Choose slower beats per minutes
Our bodies and brains are often like dry leaves during a wildfire. Once it catches a bit of the fire, it easily spreads to different parts.
This is to say one thing: our brains are very responsive. And when you want to sleep, the kind of response you want to trigger is that of relaxation.
Our breathing will begin to mirror the music’s slow beat, which will, in turn, align with our heart rate. All of this enables us to get to sleep.
That said, slow tunes and music with a rhythm of about 60 to 80 beats per minute (BPM) are ideal. Most of the studies used classical music, jazz or other sedative genres of music.
Choose music without lyrics
Most people’s minds like to catch up with lyrics in words, just because we like them or know them.
Remember that’s the last task you want to give your mind when you want to sleep. It’s important to allow the brain’s cognitive machine to wind down and rest as well.
Aim for consistency
As we’ve discovered in numerous research, our body and brains’ adaptation to sleep becomes stronger with time. Some studies used it for up to three weeks.
Plus, habits, in general, take time to not only build but also see the results.

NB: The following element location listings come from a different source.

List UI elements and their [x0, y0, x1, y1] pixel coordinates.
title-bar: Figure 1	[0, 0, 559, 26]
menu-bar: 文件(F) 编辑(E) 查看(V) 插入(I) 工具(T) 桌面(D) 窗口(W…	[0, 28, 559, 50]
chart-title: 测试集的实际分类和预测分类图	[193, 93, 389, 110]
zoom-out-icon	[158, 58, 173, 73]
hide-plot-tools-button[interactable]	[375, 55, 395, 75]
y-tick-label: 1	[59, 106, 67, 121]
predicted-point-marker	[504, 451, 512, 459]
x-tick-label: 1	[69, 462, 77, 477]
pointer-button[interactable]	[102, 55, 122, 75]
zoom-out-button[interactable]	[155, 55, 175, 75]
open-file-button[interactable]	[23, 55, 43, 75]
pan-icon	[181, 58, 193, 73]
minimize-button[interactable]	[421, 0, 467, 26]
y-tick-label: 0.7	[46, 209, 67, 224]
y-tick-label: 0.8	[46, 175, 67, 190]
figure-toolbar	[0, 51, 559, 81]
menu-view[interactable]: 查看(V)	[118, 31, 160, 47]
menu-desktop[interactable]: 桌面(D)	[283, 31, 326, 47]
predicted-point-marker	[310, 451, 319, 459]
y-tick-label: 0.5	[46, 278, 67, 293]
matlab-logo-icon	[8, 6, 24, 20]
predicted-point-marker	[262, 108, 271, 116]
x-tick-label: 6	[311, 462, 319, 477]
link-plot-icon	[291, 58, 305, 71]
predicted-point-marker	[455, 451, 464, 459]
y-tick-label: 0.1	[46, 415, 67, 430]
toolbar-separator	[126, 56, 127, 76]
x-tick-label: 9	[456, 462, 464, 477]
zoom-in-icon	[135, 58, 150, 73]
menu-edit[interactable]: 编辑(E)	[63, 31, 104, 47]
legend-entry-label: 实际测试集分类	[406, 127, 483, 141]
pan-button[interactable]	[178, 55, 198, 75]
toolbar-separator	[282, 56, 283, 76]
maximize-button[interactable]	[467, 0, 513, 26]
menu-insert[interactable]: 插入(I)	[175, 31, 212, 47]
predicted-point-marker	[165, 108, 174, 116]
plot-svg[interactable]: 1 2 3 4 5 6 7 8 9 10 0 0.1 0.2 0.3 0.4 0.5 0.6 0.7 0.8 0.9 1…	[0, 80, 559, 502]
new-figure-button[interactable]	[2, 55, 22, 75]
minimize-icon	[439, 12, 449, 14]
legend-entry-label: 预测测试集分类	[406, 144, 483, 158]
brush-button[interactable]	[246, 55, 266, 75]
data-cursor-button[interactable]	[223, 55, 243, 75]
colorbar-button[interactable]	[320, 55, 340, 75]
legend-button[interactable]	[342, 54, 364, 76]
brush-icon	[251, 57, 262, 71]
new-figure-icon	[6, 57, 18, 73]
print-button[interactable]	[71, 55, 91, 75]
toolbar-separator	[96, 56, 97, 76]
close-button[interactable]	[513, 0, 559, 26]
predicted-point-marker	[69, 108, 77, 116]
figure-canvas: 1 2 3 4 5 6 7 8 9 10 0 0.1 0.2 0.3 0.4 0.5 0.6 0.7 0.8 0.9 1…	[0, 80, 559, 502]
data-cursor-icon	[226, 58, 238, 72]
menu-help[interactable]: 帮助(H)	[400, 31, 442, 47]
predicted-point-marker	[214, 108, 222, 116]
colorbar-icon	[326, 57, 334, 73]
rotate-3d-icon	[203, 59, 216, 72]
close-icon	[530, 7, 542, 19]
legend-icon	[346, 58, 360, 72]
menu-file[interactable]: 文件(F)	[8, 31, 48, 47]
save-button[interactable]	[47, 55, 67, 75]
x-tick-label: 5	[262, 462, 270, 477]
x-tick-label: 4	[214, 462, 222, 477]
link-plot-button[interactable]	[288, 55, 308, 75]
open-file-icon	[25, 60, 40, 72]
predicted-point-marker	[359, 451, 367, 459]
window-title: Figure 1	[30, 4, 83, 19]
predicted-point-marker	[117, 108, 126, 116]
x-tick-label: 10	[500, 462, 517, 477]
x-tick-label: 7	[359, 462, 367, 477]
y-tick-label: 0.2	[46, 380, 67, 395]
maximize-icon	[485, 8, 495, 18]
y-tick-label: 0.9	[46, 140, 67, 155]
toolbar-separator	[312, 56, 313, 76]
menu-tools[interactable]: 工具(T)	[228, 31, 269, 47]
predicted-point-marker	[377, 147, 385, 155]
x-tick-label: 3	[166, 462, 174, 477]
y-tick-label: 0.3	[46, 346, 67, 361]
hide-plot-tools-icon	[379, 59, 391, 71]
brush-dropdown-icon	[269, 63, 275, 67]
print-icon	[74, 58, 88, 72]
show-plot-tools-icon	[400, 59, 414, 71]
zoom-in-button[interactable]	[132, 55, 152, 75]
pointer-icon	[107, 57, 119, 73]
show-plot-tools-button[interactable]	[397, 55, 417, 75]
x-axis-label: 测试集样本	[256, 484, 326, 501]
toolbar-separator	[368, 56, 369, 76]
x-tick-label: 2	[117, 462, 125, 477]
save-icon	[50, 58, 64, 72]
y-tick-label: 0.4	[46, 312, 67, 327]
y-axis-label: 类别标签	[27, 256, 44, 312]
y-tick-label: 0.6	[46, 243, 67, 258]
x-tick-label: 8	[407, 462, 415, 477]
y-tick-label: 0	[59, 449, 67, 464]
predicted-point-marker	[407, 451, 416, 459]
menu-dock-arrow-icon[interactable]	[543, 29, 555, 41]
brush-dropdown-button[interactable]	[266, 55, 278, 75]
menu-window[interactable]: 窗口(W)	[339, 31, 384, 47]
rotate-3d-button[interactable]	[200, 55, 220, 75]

This is why you should aim to be consistent with your bedtime music routine once you start. Don’t get discouraged if you don’t see immediate results.
Guard your emotions
If the song you choose reminds you of a date that went sour or a terrible breakup, you probably have the wrong choice.
Your goal is to fall asleep. You don’t want to arouse strong negative emotions that will keep you more stressed and more awake.
The other way is true too. Avoid choosing songs that will make you too excited that you can’t sleep, like a kid on Christmas eve.
Avoid the falling asleep with earbuds
Earbuds or headphones are a great way to isolate yourself into the wonderful world of music.
But it can make your sleep uncomfortable and prolonged use may lead to ear canal damage.
Enhance the rest of your sleep environment
It could also be the aroma of the bedroom or the air circulation if it’s summer. Or better yet, it could be the color of bedroom paint.
The point is: pay attention to the little things that make you feel comfortable. If you want to sleep naked, go for it.
There are so many benefits to stripping everything off at night. You can also consider reading before sleep to calm yourself down.
Make sure your body is comfortable.
Keep the temperature of your room between 60 and 75°F. An important bedroom change is having the room well ventilated.